Coconut Shrimp Curry (SCD, GFCF)



This recipe was adapted from "The Ubiquitous Shrimp" by Judith Choate. It wasn't just adapted for the SCD, it was adapted for what I had on hand at the time. This dish was entirely scrounged up from my freezer and pantry. I wish I had some red bell peppers and cilantro on hand, they would have worked well. The original recipe called for cashews which I did not have, but you may want to add. This recipe makes a lot, which is on purpose. I wanted to have extra to freeze for lunches and busy nights. This is also my submission for this months "Go Ahead Honey It's Gluten-Free". The fabulous Zoe of "Z's Cup of Tea" is hosting and the theme is Dairy Free Delights

2 TBSP Oil
1 TBSP Fresh Ginger, minced
2 Cloves Garlic, minced
2 TBSP Madras Style Curry Powder
Cayenne to Taste (Optional)
Salt to Taste
1 1/2 cups Coconut Milk
1 (12 oz) Bag Frozen Mango, thawed (or fresh)
8 oz Clam Juice
1 TBSP Lemon Juice
1 (10 oz) Bag Frozen Green Beans
1 cup Carrots, in match sticks
1 Red Bell Pepper, julienned
1 (2 lb) bag Shrimp, shelled
Green Onions(about 4), sliced for Garnish
Cilantro

Run shrimp under cold water to thaw. Puree mango in a blender.

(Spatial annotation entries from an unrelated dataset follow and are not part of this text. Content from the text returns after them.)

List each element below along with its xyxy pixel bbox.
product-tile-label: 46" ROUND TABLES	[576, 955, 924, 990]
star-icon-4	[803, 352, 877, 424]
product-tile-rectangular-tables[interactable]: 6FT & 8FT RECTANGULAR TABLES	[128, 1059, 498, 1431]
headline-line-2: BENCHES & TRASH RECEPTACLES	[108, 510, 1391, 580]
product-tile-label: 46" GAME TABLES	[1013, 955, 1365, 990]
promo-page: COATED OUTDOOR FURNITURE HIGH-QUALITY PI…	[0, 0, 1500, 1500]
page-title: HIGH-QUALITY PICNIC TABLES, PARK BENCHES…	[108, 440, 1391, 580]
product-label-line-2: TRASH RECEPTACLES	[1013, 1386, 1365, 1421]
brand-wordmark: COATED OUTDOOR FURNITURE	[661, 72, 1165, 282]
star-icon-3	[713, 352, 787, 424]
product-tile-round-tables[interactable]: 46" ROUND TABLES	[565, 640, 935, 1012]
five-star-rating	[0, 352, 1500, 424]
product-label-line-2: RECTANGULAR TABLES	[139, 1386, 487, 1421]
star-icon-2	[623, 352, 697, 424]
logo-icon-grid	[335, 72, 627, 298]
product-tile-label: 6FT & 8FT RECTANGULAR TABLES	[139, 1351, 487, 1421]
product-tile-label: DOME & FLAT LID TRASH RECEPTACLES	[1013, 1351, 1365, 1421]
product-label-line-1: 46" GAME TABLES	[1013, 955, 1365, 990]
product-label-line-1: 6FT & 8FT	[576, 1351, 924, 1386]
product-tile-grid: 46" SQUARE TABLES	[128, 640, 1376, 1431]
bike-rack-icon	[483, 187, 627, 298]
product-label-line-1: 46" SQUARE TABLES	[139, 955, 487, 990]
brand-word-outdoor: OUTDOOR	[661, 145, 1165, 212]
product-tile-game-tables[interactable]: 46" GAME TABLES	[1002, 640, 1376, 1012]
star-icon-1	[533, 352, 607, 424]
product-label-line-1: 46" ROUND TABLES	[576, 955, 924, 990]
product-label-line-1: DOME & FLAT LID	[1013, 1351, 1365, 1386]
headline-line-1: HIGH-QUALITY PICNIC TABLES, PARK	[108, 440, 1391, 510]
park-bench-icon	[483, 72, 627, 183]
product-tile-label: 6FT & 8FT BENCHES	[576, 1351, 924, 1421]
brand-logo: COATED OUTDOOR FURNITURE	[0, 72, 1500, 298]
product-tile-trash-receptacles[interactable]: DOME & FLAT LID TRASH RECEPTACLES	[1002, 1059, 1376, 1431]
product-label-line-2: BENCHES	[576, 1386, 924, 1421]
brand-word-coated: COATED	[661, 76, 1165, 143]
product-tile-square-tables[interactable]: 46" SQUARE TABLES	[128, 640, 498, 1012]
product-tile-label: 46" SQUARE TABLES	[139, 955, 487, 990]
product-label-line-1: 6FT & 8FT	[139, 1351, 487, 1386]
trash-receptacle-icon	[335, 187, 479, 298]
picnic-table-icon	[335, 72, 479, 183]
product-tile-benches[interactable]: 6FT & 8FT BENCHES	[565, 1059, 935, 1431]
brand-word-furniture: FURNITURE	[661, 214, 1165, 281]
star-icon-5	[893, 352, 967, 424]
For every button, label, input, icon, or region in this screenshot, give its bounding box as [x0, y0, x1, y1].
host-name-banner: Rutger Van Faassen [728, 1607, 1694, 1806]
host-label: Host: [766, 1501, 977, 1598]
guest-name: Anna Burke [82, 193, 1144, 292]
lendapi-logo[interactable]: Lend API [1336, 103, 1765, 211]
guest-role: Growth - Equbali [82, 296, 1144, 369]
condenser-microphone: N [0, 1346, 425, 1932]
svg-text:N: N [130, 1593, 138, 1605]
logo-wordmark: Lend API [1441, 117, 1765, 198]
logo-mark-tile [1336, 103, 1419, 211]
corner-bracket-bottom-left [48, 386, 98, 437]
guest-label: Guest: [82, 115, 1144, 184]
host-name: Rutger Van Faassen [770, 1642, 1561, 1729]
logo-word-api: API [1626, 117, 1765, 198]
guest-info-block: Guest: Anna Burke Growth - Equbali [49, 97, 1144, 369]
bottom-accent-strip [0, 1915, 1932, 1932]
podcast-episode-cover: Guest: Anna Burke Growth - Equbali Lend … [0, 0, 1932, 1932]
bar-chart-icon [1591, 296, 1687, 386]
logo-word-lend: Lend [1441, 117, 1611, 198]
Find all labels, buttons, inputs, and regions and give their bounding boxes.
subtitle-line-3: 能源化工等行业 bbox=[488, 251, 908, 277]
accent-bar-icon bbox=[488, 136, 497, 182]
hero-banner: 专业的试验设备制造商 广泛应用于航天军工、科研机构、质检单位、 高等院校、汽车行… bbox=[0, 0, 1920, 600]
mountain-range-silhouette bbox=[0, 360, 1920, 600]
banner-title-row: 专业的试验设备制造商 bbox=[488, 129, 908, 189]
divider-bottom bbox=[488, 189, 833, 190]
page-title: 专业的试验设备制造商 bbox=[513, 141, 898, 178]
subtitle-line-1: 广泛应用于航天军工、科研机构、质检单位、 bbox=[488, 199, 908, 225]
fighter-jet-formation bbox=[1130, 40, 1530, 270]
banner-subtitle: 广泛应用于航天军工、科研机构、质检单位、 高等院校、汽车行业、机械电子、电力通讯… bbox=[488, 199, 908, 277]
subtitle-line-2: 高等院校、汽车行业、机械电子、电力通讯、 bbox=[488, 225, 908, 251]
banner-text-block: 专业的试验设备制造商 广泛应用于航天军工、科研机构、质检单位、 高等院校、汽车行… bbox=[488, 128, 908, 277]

In a large wok or frying pan. Heat oil. Saute ginger, garlic and spices for a minute or two. Stir in coconut milk. Stir in clam juice. Stir in mango and lemon juice. Add veggies and cook to simmer until veggies are close to your liking. Stir in shrimp and cook for 5 minutes or until shrimp is pink.

Here is a link for Madras Curry Powder or you can try one part Tumeric with one part Chili Powder.

Wednesday, June 16, 2010

Ed's Portobello Burgers (SCD, GFCF)



This is also my submission for the Gluten-Free Homemaker's "Gluten-Free Wednesdays". In addition to Gluten-Free Wednesdays she also hold a monthy gluten-free challenge. The theme for this Wednesday and June is "Create a Burger". If you go to her site and click on her "Monthly Challenge" tab, she has ooodles of Gluten-Free recipes from these challenges. It's like a giant gluten-free recipe source. Very Cool!!!

What ever happened to the "Men's Favorites" section in cookbooks? Why did it go away? I think it would have made more sense to keep that section and add another for "Women's Favorites". We could fill a section with chocolate and jewelry (although I'm much more fond of chocolate).

Here's a grilled He-Man burger for Father's Day. The portobello's make a moist and flavorful bun. These are Eddie's instructions:


Ground Meat for Burgers (season with salt and pepper)
Cheese slices (Optional)
Two Portobello Mushroom caps for each burger

Heat grill to 400 degrees. Form meat into patties. Grill patties and mushroom caps until desired doneness. The mushrooms do best if there is a top shelf. Top with cheese and serve.